WGN Radio rolls out welcome mat for Johnny B.
Johnny B. on the loose
In the closing moments of Jonathon Brandmeier's now-famous music video screed, "Johnny B.: The Unemployed Radio Mo Fo," there's a shot of him in front of Tribune Tower holding a sign that says: "WILL WORK . . . for a million dollars" (followed by a 12-letter epithet). Could that turn out to be a prophecy come true?
Adding high-octane fuel to speculation that Johnny B. might indeed be headed for WGN-AM (720), the veteran Chicago radio personality was spotted being given a grand tour of the Tribune Co.-owned news/talk station Saturday by program director Kevin "Pig Virus" Metheny.

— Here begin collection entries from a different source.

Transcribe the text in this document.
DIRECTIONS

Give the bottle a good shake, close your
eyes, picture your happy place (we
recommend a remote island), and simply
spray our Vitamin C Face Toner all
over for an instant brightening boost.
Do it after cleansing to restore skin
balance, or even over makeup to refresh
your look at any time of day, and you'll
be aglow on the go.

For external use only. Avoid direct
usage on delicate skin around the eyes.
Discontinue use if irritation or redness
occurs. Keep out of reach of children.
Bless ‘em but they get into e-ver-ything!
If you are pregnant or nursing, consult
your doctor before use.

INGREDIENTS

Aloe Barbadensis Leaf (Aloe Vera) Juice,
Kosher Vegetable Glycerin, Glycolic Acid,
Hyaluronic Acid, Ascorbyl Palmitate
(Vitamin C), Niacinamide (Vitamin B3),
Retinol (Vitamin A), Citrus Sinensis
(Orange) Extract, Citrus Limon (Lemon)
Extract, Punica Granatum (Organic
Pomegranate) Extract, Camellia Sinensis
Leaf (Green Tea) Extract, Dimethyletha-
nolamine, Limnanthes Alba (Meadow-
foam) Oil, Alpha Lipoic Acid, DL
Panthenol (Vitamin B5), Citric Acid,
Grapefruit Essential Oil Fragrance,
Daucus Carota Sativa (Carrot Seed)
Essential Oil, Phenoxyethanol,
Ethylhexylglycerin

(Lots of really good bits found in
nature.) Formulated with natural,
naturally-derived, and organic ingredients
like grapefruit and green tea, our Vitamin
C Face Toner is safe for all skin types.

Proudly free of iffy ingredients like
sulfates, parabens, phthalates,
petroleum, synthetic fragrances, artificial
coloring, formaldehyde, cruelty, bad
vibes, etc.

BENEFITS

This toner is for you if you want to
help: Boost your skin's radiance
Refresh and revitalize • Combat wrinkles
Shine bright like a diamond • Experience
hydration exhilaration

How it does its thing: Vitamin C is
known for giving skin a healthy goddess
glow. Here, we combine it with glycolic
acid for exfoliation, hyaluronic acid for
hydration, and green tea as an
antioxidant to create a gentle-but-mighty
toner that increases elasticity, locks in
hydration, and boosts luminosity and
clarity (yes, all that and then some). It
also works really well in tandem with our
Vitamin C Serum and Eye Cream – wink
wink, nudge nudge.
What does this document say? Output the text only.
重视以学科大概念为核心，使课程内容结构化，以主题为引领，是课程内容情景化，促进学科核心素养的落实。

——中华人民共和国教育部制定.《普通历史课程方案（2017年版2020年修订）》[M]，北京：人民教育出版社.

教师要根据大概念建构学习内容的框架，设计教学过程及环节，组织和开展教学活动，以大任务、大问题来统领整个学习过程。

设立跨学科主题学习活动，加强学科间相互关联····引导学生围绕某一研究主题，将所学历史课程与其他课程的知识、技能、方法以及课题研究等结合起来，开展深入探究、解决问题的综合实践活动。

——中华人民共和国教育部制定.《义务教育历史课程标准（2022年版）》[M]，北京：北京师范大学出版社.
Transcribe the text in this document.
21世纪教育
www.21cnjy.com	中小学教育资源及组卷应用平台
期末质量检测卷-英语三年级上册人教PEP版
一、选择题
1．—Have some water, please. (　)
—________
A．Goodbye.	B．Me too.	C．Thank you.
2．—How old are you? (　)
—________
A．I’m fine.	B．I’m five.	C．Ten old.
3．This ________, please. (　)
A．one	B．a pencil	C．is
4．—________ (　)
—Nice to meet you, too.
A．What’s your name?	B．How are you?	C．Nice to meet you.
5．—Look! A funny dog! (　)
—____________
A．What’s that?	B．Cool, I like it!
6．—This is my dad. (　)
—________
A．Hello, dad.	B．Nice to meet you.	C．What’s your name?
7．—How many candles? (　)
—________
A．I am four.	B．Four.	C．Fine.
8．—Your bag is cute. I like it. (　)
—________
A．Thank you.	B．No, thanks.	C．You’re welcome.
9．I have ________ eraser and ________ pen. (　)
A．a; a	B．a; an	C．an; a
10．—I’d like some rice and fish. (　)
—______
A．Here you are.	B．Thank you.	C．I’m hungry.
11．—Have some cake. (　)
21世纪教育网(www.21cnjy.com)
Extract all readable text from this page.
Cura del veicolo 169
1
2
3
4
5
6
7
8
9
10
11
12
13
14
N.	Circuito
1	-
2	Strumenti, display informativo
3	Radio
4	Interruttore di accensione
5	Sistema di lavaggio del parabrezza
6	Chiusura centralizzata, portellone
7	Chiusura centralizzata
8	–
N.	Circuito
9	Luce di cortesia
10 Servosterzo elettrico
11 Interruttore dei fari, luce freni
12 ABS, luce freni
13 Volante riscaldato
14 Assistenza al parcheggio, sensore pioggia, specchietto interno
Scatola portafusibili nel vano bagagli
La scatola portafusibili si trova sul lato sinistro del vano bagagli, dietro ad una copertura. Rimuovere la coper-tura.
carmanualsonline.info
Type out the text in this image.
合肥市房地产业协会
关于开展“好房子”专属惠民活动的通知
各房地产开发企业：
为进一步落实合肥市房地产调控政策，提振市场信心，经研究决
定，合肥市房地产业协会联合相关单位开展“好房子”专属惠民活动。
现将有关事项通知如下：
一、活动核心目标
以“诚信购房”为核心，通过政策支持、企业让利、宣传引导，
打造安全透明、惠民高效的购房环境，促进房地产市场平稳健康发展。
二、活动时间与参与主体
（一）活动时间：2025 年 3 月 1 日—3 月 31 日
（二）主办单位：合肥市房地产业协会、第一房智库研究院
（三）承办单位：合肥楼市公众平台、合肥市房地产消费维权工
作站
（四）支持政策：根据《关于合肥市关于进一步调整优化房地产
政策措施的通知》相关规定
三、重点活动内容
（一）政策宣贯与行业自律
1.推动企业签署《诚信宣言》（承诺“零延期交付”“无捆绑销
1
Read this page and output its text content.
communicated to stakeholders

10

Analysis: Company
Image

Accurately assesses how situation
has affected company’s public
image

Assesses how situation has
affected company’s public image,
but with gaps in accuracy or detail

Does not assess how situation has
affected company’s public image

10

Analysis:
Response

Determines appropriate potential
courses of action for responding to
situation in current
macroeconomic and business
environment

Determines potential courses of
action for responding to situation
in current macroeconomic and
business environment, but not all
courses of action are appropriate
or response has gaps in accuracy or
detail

While no formal offer has been made, sources said, Brandmeier's personal inspection of the studios and facilities -- in full view of numerous staffers -- was the surest sign yet of WGN's interest in hiring him. Adding Brandmeier is seen as a way to re-energize the station's lineup -- particularly in mornings, where newcomer Greg Jarrett has been struggling to fit in since June. Middays and afternoons also are possibilities, although frequent preemptions for Cubs baseball broadcasts make those options appear less likely for Brandmeier.
It's not the first time WGN executives have expressed interest in the funnyman from Fond du Lac, but talks appear to have progressed farther this time than ever before. Tom Langmyer, vice president and general manager of WGN, is known to be a fan and admirer.
Brandmeier, 53, has been weighing his options since Nov. 30, when he was abruptly dropped after four years as morning personality at classic rock WLUP-FM (97.9). He still had three months left on his million-dollar contract when cash-strapped Emmis Communications chose not to renew the deal. His high-energy comedy/talk "showgram" was replaced by a music-intensive morning show hosted by John "Byrd" Kempf.
A fixture on the Chicago radio scene for nearly three decades, Brandmeier's star shined brightest during his initial run on the Loop from 1983 to 1997. At WGN, he'd find some familiar faces from that era, including his former producer and right hand, Jimmy "Bud" Wiser, and midday host Garry Meier.